🤖 AI Summary
Rigorous empirical evidence on the productivity impact of LLM-based programming assistants in real-world software engineering remains scarce.
Method: This study is the first to apply causal inference to empirically assess the net effect of the AI programming assistant Cursor on authentic software development. Leveraging panel data from GitHub open-source projects, we innovatively combine a difference-in-differences (DID) design with panel generalized method of moments (GMM) estimation to isolate Cursor’s causal impact.

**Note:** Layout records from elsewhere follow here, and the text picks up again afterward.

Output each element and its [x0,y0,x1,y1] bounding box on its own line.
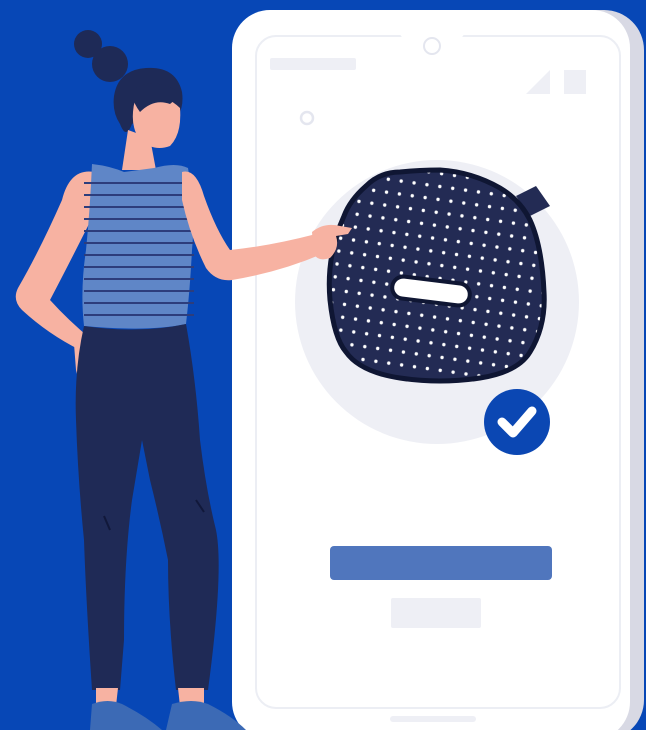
front-camera-lens [423,37,441,55]
paired-check-badge [484,389,550,455]
speaker-dots [326,167,547,384]
illustration-stage [0,0,646,730]
pairing-illustration [0,0,646,730]
status-time-placeholder [270,58,356,70]
primary-button[interactable] [330,546,552,580]
hair-bun-mid [92,46,128,82]
secondary-button[interactable] [391,598,481,628]
home-indicator[interactable] [390,716,476,722]
bluetooth-speaker-icon[interactable] [326,167,550,384]
battery-icon [564,70,586,94]
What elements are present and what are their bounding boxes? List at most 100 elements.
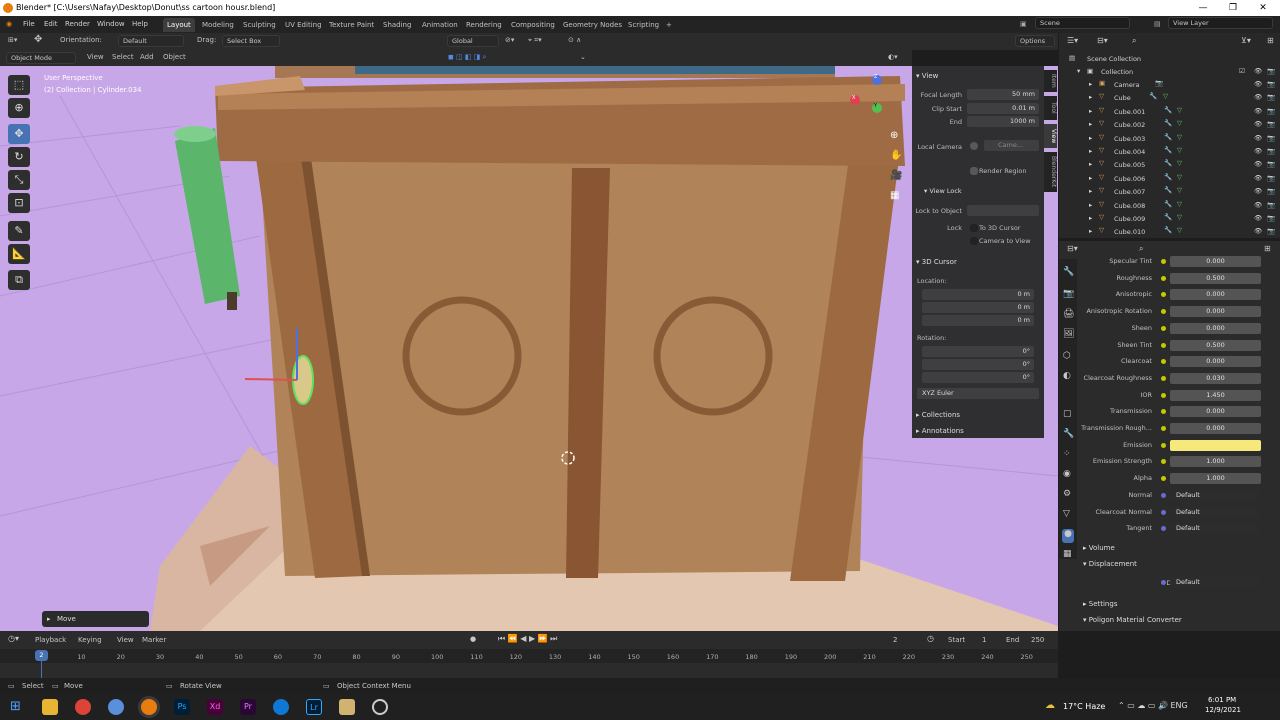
- tray-icons[interactable]: ⌃ ▭ ☁ ▭ 🔊 ENG: [1118, 701, 1188, 710]
- property-field[interactable]: 0.000: [1170, 322, 1261, 334]
- visibility-eye-icon[interactable]: 👁: [1254, 201, 1262, 209]
- property-field[interactable]: 0.000: [1170, 256, 1261, 267]
- sidebar-tab-tool[interactable]: Tool: [1044, 96, 1057, 120]
- render-camera-icon[interactable]: 📷: [1267, 80, 1275, 88]
- outliner-filter-icon[interactable]: ⊻▾: [1241, 36, 1251, 45]
- focal-length-field[interactable]: 50 mm: [967, 89, 1039, 100]
- outliner-expand-icon[interactable]: ▸: [1089, 214, 1092, 222]
- chrome-icon[interactable]: [75, 699, 91, 715]
- mode-dropdown[interactable]: Object Mode: [6, 52, 76, 64]
- mesh-data-icon[interactable]: ▽: [1177, 119, 1182, 127]
- mesh-data-icon[interactable]: ▽: [1177, 226, 1182, 234]
- render-camera-icon[interactable]: 📷: [1267, 107, 1275, 115]
- property-field[interactable]: 0.030: [1170, 372, 1261, 384]
- menu-file[interactable]: File: [23, 20, 35, 28]
- camera-view-icon[interactable]: 🎥: [890, 170, 902, 181]
- outliner-item[interactable]: ▸ ▽ Cube.008 🔧 ▽ 👁 📷: [1059, 200, 1280, 213]
- options-dropdown[interactable]: Options: [1015, 35, 1055, 47]
- modifier-icon[interactable]: 🔧: [1164, 119, 1172, 127]
- pan-hand-icon[interactable]: ✋: [890, 150, 902, 161]
- outliner-expand-icon[interactable]: ▸: [1089, 80, 1092, 88]
- header-menu-add[interactable]: Add: [140, 53, 154, 61]
- texture-props-icon[interactable]: ▦: [1063, 549, 1072, 559]
- clip-start-field[interactable]: 0.01 m: [967, 103, 1039, 114]
- outliner-expand-icon[interactable]: ▸: [1089, 93, 1092, 101]
- visibility-eye-icon[interactable]: 👁: [1254, 93, 1262, 101]
- move-tool-icon[interactable]: ✥: [34, 34, 42, 45]
- render-camera-icon[interactable]: 📷: [1267, 201, 1275, 209]
- cursor-rot-x-field[interactable]: 0°: [922, 346, 1034, 357]
- collection-visibility-icon[interactable]: 👁: [1254, 67, 1262, 75]
- visibility-icon[interactable]: ◐▾: [888, 53, 898, 61]
- outliner-expand-icon[interactable]: ▸: [1089, 160, 1092, 168]
- mesh-data-icon[interactable]: ▽: [1177, 159, 1182, 167]
- socket-icon[interactable]: [1161, 275, 1166, 281]
- visibility-eye-icon[interactable]: 👁: [1254, 160, 1262, 168]
- displacement-field[interactable]: Default: [1170, 577, 1261, 588]
- sidebar-tab-item[interactable]: Item: [1044, 70, 1057, 92]
- visibility-eye-icon[interactable]: 👁: [1254, 80, 1262, 88]
- blender-taskbar-icon[interactable]: [141, 699, 157, 715]
- cursor-loc-x-field[interactable]: 0 m: [922, 289, 1034, 300]
- select-mode-icons[interactable]: ◼ ◫ ◧ ◨ ⌕: [448, 53, 486, 62]
- edge-icon[interactable]: [273, 699, 289, 715]
- outliner-item[interactable]: ▸ ▽ Cube 🔧 ▽ 👁 📷: [1059, 92, 1280, 105]
- timeline-menu-keying[interactable]: Keying: [78, 636, 102, 644]
- modifier-icon[interactable]: 🔧: [1164, 159, 1172, 167]
- drag-dropdown[interactable]: Select Box: [222, 35, 280, 47]
- camera-to-view-checkbox[interactable]: [970, 237, 978, 245]
- visibility-eye-icon[interactable]: 👁: [1254, 227, 1262, 235]
- outliner-expand-icon[interactable]: ▸: [1089, 227, 1092, 235]
- mesh-data-icon[interactable]: ▽: [1177, 106, 1182, 114]
- render-camera-icon[interactable]: 📷: [1267, 93, 1275, 101]
- photoshop-icon[interactable]: Ps: [174, 699, 190, 715]
- outliner-item[interactable]: ▸ ▽ Cube.003 🔧 ▽ 👁 📷: [1059, 133, 1280, 146]
- file-explorer-icon[interactable]: [42, 699, 58, 715]
- cursor-loc-z-field[interactable]: 0 m: [922, 315, 1034, 326]
- cursor-rot-y-field[interactable]: 0°: [922, 359, 1034, 370]
- property-field[interactable]: 1.000: [1170, 456, 1261, 468]
- lock-to-object-field[interactable]: [967, 205, 1039, 216]
- socket-icon[interactable]: [1161, 325, 1166, 331]
- preview-range-icon[interactable]: ◷: [927, 634, 934, 643]
- outliner-item[interactable]: ▸ ▽ Cube.002 🔧 ▽ 👁 📷: [1059, 119, 1280, 132]
- operator-expand-icon[interactable]: ▸: [47, 615, 51, 623]
- modifier-icon[interactable]: 🔧: [1164, 173, 1172, 181]
- select-box-tool-icon[interactable]: ⬚: [8, 75, 30, 95]
- header-expand-icon[interactable]: ⌄: [580, 53, 586, 61]
- pivot-icon[interactable]: ⊘▾: [505, 36, 514, 44]
- property-field[interactable]: 0.000: [1170, 306, 1261, 318]
- clip-end-field[interactable]: 1000 m: [967, 116, 1039, 127]
- cursor-loc-y-field[interactable]: 0 m: [922, 302, 1034, 313]
- property-field[interactable]: Default: [1170, 489, 1261, 501]
- tab-animation[interactable]: Animation: [418, 18, 462, 32]
- sidebar-tab-blenderkit[interactable]: BlenderKit: [1044, 152, 1057, 192]
- start-frame-field[interactable]: 1: [982, 636, 986, 644]
- scene-collection-row[interactable]: ▤ Scene Collection: [1059, 53, 1280, 66]
- mesh-data-icon[interactable]: ▽: [1177, 146, 1182, 154]
- outliner-expand-icon[interactable]: ▸: [1089, 187, 1092, 195]
- property-field[interactable]: 0.000: [1170, 423, 1261, 434]
- header-menu-view[interactable]: View: [87, 53, 104, 61]
- collection-row[interactable]: ▾ ▣ Collection ☑ 👁 📷: [1059, 66, 1280, 79]
- modifier-icon[interactable]: 🔧: [1164, 106, 1172, 114]
- current-frame-field[interactable]: 2: [893, 636, 897, 644]
- modifier-icon[interactable]: 🔧: [1164, 226, 1172, 234]
- visibility-eye-icon[interactable]: 👁: [1254, 107, 1262, 115]
- tab-sculpting[interactable]: Sculpting: [239, 18, 280, 32]
- modifier-icon[interactable]: 🔧: [1164, 133, 1172, 141]
- visibility-eye-icon[interactable]: 👁: [1254, 147, 1262, 155]
- tab-modeling[interactable]: Modeling: [198, 18, 238, 32]
- tab-compositing[interactable]: Compositing: [507, 18, 559, 32]
- modifier-icon[interactable]: 🔧: [1164, 213, 1172, 221]
- socket-icon[interactable]: [1161, 392, 1166, 398]
- menu-help[interactable]: Help: [132, 20, 148, 28]
- scene-selector[interactable]: Scene: [1035, 17, 1130, 29]
- visibility-eye-icon[interactable]: 👁: [1254, 120, 1262, 128]
- render-camera-icon[interactable]: 📷: [1267, 227, 1275, 235]
- property-field[interactable]: Default: [1170, 506, 1261, 518]
- collections-panel-header[interactable]: ▸ Collections: [916, 411, 960, 419]
- measure-tool-icon[interactable]: 📐: [8, 244, 30, 264]
- timeline-editor-icon[interactable]: ◷▾: [8, 634, 19, 643]
- tab-layout[interactable]: Layout: [163, 18, 195, 32]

Contribution/Results: We find that Cursor significantly accelerates initial development speed (+18.3%, p < 0.01), yet concurrently increases static analysis warnings by 22.7% and elevates cyclomatic complexity persistently—ultimately leading to a decline in medium-to-long-term development velocity (−9.4% after six months). This reveals a previously undocumented “efficiency–quality trade-off” paradox in AI-assisted programming, providing critical empirical guidance for tool design and engineering practice.
📝 Abstract
Large language models (LLMs) have demonstrated the promise to revolutionize the field of software engineering. Among other things, LLM agents are rapidly gaining momentum in their application to software development, with practitioners claiming a multifold productivity increase after adoption. Yet, empirical evidence is lacking around these claims. In this paper, we estimate the causal effect of adopting a widely popular LLM agent assistant, namely Cursor, on development velocity and software quality. The estimation is enabled by a state-of-the-art difference-in-differences design comparing Cursor-adopting GitHub projects with a matched control group of similar GitHub projects that do not use Cursor. We find that the adoption of Cursor leads to a significant, large, but transient increase in project-level development velocity, along with a significant and persistent increase in static analysis warnings and code complexity. Further panel generalized method of moments estimation reveals that the increase in static analysis warnings and code complexity acts as a major factor causing long-term velocity slowdown. Our study carries implications for software engineering practitioners, LLM agent assistant designers, and researchers.